Introduce internal variables for every monomial of degree larger than 1
Describe the equations as large XORs using the recently introduced variables

The example problem in CNF

According to the original method, the equations presented above are first translated to the following form:
$v1 = a*b\\v2 = b*c\\v1 \oplus v2 \oplus b \oplus d = 0\\v2 \oplus c \oplus a = 0$

Where $v1, v2$ are fresh binary variables. Then, each of the above equations are translated to CNF. The internal variables are translated as such:

Translation of $v1 = a*b$ :
$v1 \vee \neg a \vee \neg b = 1\\\neg v1 \vee a = 1\\\neg 1 \vee b = 1$
Translation of $v2 = b*c$
$v2 \vee \neg b \vee \neg c = 1\\\neg v2 \vee b = 1\\\neg v2 \vee c = 1$
Translation of $v1 + v2 + b + d = 0$ :
$\neg v1 \vee v2 \vee b \vee d = 1\\v1 \vee \neg v2 \vee b \vee d = 1\\v1 \vee v2 \vee \neg b \vee d = 1\\v1 \vee v2 \vee b \vee -d = 1\\\neg v1 \vee \neg v2 \vee \neg b \vee d = 1\\\neg v1 \vee \neg v2 \vee b \vee \neg d = 1\\\neg v1 \vee v2 \vee \neg b \vee \neg d = 1\\v1 \vee \neg v2 \vee \neg b \vee \neg d = 1$
Translation of $v2 + c + a = 0$ :
$v2 \vee c \vee \neg a = 1\\v2 \vee \neg c \vee a = 1\\\neg v2 \vee c \vee a = 1\\\neg v2 \vee \neg c \vee \neg a = 1$

We are now done. The final CNF file is this. This final CNF has a small header, and some fluffs have been removed: variables are not named, but referred to with a number, and the = true-s have been replaced with a line-ending 0.

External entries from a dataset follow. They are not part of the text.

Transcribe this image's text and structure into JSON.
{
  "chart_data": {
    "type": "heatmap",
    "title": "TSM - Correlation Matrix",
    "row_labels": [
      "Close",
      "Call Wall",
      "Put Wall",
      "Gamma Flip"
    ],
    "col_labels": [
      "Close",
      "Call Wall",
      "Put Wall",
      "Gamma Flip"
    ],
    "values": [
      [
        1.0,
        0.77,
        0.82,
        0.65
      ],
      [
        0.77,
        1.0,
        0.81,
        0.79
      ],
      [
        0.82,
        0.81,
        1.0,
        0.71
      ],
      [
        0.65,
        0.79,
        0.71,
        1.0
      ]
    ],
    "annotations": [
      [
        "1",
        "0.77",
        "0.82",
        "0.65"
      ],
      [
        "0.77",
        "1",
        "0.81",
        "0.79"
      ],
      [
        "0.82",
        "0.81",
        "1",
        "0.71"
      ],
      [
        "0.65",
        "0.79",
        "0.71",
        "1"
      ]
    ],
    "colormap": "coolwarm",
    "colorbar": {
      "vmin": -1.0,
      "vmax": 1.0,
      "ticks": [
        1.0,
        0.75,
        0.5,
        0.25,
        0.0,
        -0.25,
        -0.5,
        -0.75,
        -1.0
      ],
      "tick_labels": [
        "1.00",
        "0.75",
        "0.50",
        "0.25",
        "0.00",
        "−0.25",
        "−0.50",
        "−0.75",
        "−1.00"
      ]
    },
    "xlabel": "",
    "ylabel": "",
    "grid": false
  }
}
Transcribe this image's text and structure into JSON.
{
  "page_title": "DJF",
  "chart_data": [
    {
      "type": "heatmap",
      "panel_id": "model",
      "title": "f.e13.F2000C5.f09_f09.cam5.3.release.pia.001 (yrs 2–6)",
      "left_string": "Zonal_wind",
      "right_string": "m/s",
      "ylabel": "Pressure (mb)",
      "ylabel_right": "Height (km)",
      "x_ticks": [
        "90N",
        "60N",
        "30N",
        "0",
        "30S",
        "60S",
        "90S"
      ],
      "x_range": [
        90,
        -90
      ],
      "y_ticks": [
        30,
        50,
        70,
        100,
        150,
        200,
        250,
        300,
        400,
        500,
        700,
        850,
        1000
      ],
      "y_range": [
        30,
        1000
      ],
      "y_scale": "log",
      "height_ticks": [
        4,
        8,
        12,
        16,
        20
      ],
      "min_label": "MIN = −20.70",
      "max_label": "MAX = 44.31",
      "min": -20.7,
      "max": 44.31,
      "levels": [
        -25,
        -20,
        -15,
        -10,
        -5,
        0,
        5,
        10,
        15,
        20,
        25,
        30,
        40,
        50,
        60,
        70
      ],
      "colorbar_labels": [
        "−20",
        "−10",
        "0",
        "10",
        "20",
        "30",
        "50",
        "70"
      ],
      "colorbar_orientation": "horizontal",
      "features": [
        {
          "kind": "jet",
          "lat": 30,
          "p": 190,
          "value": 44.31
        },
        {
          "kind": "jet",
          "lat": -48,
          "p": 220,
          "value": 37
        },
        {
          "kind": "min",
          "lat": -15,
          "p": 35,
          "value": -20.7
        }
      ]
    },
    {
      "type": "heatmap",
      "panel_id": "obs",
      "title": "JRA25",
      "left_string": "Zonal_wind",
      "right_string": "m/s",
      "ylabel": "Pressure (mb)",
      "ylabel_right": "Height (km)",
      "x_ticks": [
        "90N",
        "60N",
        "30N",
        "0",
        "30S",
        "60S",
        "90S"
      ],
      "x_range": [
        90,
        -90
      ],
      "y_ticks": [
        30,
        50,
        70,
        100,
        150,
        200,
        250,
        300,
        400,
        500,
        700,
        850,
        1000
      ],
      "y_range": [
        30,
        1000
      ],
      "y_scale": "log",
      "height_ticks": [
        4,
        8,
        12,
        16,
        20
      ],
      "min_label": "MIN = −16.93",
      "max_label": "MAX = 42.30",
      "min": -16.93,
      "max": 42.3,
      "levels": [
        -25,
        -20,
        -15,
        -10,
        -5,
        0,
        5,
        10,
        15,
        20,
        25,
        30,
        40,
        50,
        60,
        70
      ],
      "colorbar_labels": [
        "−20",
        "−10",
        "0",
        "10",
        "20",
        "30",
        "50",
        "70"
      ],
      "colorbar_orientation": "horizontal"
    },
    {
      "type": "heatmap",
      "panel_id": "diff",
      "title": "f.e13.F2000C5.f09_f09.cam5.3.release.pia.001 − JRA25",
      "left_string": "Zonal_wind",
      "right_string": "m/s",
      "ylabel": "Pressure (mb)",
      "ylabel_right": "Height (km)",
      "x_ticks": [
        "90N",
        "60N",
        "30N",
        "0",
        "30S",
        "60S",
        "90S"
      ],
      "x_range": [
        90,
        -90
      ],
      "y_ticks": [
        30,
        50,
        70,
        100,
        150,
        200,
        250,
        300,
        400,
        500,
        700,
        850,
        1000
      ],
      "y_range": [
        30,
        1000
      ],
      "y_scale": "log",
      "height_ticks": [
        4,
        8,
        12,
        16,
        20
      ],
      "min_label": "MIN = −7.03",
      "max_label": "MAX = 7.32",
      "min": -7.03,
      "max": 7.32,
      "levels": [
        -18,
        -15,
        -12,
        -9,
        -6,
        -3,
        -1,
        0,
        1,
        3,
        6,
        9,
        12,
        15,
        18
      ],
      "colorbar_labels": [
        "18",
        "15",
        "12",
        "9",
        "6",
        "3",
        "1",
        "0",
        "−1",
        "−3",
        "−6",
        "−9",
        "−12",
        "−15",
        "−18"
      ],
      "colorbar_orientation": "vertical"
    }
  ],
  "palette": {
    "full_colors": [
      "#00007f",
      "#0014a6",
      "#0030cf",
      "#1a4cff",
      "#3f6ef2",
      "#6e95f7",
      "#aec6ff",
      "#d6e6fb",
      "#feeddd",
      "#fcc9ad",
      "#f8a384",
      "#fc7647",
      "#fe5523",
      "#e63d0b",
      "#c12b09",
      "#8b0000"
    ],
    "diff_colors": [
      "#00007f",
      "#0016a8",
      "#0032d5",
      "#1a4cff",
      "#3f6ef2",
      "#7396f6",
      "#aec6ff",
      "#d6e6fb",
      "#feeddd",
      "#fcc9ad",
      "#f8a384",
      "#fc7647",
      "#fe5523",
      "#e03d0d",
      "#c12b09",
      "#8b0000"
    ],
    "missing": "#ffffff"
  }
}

As you can imagine, there are many ways to enhance this process. I have written a set of them down in this paper. The set of improvements in a nutshell are the following:

If a variable’s value is given, (e.g. a = true), first substitute this value in the ANF, and transcribe the resulting ANF to CNF.
If there are two monomials, such as: a*b + b in an equation, make a non-standard monomial (-a)*b from the two, and transcribe this to CNF. Since the CNF can use negations, this reduces the size of the resulting CNF
If the ANF can be described using Karnaugh maps shorter than with the method presented above, use that translation method.

An automated way

I just got a nice script to perform step (1) from Martin Albrecht, one of the developers of Sage:

sage: B = BooleanPolynomialRing(4500,'x')
sage: L = [B.random_element(degree=2,terms=10) 
      for _ in range(4000)]
sage: s = [B.gen(i) + GF(2).random_element() 
      for i in range(1000)]
sage: %time F = 
      mq.MPolynomialSystem(L+s).
      eliminate_linear_variables(maxlength=1)
CPU time: 1.03 s,  Wall time: 1.11 s

In this code, Martin generates a boolean system of equations with 4500 variables, with 4000 random equations each with randomly selected monomials of degree 2 and of XOR size 10. Then, he sets 1000 random variables to a random value (true or false), and finally, he substitutes the assigned values, and simplifies the system. If you think this is a trivial issue, alas, it is not. Both Maple and Sage take hours to perform it if using the standard eval function. The function above uses a variation of the ElimLin algorithm from the Courtois-Bard paper to do this efficiently.